Things around Pop Theology have been somewhat lax over the past few weeks with end of the semester deadlines and a trip overseas. Now, with all that behind, you can expect more frequent posts. To celebrate (belatedly) the re-vamping of the website, I am giving away a copy of Tim Cawkwell’s The Filmgoer’s Guide to God. Read on for a review of the book. For those who respond with a comment about a film that revealed something about God to them, I will randomly select a response and send off a copy of the book to the author of the response. I’ll keep the “contest” open until Friday night. This post might move from the featured section to the print section, but will still be easily accessible.
On one level, Tim Cawkwell’s The Filmgoer’s Guide to God is like a host of other film and religion books that discuss how films illustrate or embody religious concepts or beliefs. However, Cawkwell’s book is different, and better, than many of its counterparts because he examines the films as films, letting the narrative, the direction, cinematography, actors, and even production notes speak for themselves. Rather than forcing a square peg into a round hole, Cawkwell’s analyses consider how films not only fall in line with established Christian doctrines or images, but how they contribute fresh perspectives on these issues as well.

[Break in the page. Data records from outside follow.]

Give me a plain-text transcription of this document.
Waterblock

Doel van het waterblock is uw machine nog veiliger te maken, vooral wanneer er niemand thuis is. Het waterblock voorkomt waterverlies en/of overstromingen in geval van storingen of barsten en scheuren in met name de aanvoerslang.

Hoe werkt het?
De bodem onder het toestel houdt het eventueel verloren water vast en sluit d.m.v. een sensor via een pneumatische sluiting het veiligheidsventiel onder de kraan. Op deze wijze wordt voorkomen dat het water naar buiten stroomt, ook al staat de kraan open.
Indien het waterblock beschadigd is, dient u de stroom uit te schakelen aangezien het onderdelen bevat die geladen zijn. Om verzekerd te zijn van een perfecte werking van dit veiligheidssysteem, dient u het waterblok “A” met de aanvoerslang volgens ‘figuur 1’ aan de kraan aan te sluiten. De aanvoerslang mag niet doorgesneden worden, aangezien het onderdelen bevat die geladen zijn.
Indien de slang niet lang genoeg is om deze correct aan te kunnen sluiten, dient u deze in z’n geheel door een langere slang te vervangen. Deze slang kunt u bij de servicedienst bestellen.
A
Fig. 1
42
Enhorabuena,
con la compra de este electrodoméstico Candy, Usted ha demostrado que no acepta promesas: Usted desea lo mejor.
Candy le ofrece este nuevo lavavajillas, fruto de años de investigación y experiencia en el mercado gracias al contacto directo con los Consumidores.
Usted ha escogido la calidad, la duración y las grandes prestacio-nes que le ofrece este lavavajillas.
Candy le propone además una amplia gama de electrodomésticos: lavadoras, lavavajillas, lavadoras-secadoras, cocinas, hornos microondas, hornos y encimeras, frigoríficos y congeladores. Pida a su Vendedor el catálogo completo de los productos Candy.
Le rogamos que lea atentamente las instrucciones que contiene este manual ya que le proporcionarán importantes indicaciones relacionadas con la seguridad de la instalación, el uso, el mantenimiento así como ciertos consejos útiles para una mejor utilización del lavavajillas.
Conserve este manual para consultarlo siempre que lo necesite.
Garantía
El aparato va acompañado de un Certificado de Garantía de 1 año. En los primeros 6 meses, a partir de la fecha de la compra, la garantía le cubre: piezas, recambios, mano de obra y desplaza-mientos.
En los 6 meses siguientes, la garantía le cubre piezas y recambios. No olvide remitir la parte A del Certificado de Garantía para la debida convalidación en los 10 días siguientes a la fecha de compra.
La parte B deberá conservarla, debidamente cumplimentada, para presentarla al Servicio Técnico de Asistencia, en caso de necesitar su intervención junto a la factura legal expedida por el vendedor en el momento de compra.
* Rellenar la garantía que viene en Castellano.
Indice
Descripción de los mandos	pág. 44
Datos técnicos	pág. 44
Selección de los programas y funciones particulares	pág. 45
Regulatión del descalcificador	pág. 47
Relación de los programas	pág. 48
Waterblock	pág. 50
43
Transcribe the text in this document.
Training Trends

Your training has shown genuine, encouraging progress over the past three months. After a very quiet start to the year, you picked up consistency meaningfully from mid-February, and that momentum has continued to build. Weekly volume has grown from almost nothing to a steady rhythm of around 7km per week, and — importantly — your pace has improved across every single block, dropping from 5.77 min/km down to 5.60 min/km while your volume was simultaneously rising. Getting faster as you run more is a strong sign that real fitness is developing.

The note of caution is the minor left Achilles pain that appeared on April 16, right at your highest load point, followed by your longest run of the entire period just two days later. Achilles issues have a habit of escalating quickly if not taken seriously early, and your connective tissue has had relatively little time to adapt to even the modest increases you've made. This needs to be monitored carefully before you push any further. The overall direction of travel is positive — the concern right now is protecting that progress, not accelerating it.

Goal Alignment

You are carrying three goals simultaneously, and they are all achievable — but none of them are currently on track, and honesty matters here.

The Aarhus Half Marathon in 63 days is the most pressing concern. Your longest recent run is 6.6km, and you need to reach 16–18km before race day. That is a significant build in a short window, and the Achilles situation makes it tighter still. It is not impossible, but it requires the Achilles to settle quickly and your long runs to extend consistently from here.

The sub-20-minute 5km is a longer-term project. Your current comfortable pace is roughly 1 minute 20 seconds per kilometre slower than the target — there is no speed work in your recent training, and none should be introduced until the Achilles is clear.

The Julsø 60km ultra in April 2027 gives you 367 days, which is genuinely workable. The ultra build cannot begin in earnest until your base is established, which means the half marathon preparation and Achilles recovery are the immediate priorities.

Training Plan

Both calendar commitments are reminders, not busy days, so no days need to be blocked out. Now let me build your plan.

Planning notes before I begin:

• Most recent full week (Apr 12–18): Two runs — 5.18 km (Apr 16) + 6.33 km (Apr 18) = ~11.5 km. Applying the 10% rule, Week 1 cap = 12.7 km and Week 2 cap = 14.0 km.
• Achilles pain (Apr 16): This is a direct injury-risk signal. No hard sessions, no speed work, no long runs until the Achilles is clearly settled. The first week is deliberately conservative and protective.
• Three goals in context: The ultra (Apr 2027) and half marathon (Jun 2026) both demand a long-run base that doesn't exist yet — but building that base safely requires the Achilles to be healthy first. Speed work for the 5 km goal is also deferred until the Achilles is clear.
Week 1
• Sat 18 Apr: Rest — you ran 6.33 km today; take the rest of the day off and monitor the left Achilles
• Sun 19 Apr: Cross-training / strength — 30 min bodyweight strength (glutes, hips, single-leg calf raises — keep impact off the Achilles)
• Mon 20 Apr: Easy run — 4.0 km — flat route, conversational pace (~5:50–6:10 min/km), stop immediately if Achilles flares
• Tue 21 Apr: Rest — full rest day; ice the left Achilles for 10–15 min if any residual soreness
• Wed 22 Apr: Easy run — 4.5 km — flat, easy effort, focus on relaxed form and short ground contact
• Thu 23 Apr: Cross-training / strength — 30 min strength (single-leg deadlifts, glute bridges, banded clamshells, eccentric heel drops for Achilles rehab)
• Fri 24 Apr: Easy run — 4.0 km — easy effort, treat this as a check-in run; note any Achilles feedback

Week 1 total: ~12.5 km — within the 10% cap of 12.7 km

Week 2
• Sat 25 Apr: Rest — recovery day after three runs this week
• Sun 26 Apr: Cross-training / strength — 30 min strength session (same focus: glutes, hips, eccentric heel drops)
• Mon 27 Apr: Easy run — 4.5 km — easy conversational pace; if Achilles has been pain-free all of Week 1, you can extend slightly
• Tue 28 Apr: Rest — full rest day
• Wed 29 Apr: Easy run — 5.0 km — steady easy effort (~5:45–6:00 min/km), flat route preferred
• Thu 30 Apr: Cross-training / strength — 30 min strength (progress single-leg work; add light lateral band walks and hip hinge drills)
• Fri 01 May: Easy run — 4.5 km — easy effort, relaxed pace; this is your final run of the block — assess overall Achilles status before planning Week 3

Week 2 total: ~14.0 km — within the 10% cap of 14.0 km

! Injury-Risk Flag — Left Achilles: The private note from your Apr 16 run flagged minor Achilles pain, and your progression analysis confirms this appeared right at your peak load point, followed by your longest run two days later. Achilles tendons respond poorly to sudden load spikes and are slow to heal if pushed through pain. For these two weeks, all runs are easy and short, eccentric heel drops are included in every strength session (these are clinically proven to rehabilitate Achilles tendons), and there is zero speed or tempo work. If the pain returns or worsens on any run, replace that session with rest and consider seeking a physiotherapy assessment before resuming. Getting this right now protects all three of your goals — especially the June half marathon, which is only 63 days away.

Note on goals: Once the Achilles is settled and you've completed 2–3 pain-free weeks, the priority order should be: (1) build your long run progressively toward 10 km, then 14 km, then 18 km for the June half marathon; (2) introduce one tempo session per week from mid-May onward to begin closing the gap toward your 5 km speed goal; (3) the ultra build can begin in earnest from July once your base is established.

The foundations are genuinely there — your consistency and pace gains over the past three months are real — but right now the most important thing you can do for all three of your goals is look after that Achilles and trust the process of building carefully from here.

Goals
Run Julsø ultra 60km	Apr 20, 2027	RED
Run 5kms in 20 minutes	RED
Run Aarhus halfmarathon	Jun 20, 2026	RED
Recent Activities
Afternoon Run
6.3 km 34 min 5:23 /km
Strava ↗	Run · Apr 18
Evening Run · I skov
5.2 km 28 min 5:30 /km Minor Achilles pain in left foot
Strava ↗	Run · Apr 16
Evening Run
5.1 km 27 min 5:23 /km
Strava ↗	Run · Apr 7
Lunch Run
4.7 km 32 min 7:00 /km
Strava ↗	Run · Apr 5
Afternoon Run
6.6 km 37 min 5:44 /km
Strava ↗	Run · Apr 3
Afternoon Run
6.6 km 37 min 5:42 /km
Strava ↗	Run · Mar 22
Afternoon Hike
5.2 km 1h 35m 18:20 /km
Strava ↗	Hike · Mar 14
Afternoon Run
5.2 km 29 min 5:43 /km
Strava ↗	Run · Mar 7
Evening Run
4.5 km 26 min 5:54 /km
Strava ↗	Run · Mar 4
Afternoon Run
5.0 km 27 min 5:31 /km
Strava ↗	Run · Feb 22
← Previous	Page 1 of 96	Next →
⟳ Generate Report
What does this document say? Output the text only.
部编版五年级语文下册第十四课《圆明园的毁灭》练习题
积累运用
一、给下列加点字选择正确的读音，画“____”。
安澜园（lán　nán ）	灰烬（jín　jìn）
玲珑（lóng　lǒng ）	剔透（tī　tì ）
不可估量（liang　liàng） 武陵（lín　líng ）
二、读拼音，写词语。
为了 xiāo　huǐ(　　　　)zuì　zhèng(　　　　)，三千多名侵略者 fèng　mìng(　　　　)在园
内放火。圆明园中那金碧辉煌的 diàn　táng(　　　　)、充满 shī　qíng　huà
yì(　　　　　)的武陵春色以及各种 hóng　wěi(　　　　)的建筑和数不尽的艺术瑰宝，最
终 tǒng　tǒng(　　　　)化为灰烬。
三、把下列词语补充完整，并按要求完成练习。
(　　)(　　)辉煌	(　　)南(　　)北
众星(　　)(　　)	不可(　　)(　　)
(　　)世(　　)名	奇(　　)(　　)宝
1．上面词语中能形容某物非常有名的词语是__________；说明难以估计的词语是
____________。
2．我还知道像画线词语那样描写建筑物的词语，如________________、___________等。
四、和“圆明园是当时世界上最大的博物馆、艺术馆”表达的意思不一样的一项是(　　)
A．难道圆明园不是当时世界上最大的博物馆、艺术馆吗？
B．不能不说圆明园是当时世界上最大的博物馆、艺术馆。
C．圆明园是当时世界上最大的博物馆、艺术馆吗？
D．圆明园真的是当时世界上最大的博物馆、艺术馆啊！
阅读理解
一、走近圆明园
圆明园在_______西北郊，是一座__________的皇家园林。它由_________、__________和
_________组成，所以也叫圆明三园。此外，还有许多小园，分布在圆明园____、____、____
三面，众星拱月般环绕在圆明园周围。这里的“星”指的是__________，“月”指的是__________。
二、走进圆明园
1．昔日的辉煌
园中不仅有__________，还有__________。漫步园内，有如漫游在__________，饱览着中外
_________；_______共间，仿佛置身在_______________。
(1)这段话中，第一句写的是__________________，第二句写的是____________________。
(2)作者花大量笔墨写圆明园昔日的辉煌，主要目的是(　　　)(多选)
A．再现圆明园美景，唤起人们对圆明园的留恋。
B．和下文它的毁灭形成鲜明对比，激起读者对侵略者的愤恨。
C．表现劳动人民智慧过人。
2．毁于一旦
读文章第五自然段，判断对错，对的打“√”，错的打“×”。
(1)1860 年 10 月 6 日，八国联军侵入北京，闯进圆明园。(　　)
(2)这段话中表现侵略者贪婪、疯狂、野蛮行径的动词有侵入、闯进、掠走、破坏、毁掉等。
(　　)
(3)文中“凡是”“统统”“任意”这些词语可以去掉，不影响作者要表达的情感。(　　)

Throughout his text, Cawkwell keeps his eye on four directors, Robert Bresson, Carl Theodor Dreyer, Roberto Rossellini, and Andrei Tarkosvsky, discussing at least one of them, or more, in every chapter. However, he also brings a host of other films and directors into discussion with them as well from Robert Duvall to Martin Scorsese to Francis Ford Coppola. Throughout, Cawkwell is admittedly focused on American and European films and the God to which he points is a Christian one, vascillating between Protestant and Catholic theologies. He explores specific terrain: films which engage with the meaning and purpose of human existence as it might be found in faith in a trinitarian, Christian God. Cawkwell argues early on that an increasing distrust in religious institutions have driven believers and nonbelievers to more individual interpreters of the world, most notably filmmakers. Numerous filimmakers, Cawkwell argues, resisted the “death of God cinema” and instead posed theological and religious questions in fresh ways.
Cawkwell divides his text into several themes: God’s grace and God’s silence, faith, salvation by water, violence, guilty as sin, oppression, pieta, crucifixion, resurrections, heaven, and a concluding chapter on the image of Christ (Jesus films). Cawkwell also offers a brief guide for suggested reading and how to find the films he discusses. Cawkwell doesn’t let these themes restrict him, but rather allows his discussion of directors and their films to seamlessly guide him from one concept to the next, another unique aspect of his book. Throughout each theme, Cawkwell examines how filmmakers (directors, actors, cinematographers, editors) all make decisions that directly affect the film’s religious or theological voice. A decision as “simple” as employing professional actors, like Bergman often did, greatly contributes to the resulting theological, religious, or spiritual tone.
In his discussion of “God films,” Cawkwell analyzes three “priest films” and the ways in which their characters interact with the divine. In the chapter on faith, he pays special attention to the films of Tarkovsky, who claimed that art could make visible things we cannot see. In the “salvation by water” section, Cawkwell explores “Baptist” films and apparently uses the denominational affiliation quite loosely in his analyses of films like The Apostle and Oh Brother, Where Art Thou?. In his discussion of violence, Cawkwell claims that the American gangster film “offers a context to explore the suffering of the world not just by the willed evil in living and dying by the sword but also in ideas of guilt, redemption from evil, and ultimate salvation.”
Cawkwell’s “guilty as sin” chapter analyzes films that reflect the disorder of sin and the necessity of redemption through love. Oppression, pieta, crucifixion, resurrection: all of these themes necessarily emerge from the disordered sinfulness of the human experience. In these chapters, Cawkwell analyzes a variety of films from Rome, Open City to Mouth Agape to The Passion of Joan of Arc. In his discussion of heaven, I wonder if Cawkwell doesn’t limit his view too much by arguing that few of the films previously discussed do not readily portray heaven on earth. This assertion runs contrary to his previous discussion of human interaction that directly embodies Jesus’ call to kingdom living. Cawkwell’s concluding chapter on Jesus films, while interesting, is not particularly innovative.
In the end, The Filmgoer’s Guide to God is an entertaining and informative read that will, I imagine, introduce the casual and even more intense filmgoer to a host of new films of much spiritual importance. Cawkwell’s book emerges from work done with a film group at the Norwich Cathedral Institute. In fact, each chapter of his book would be a perfect starting point for a film and religion group in a local faith community.
So what film or films have been a helpful guide to God for you?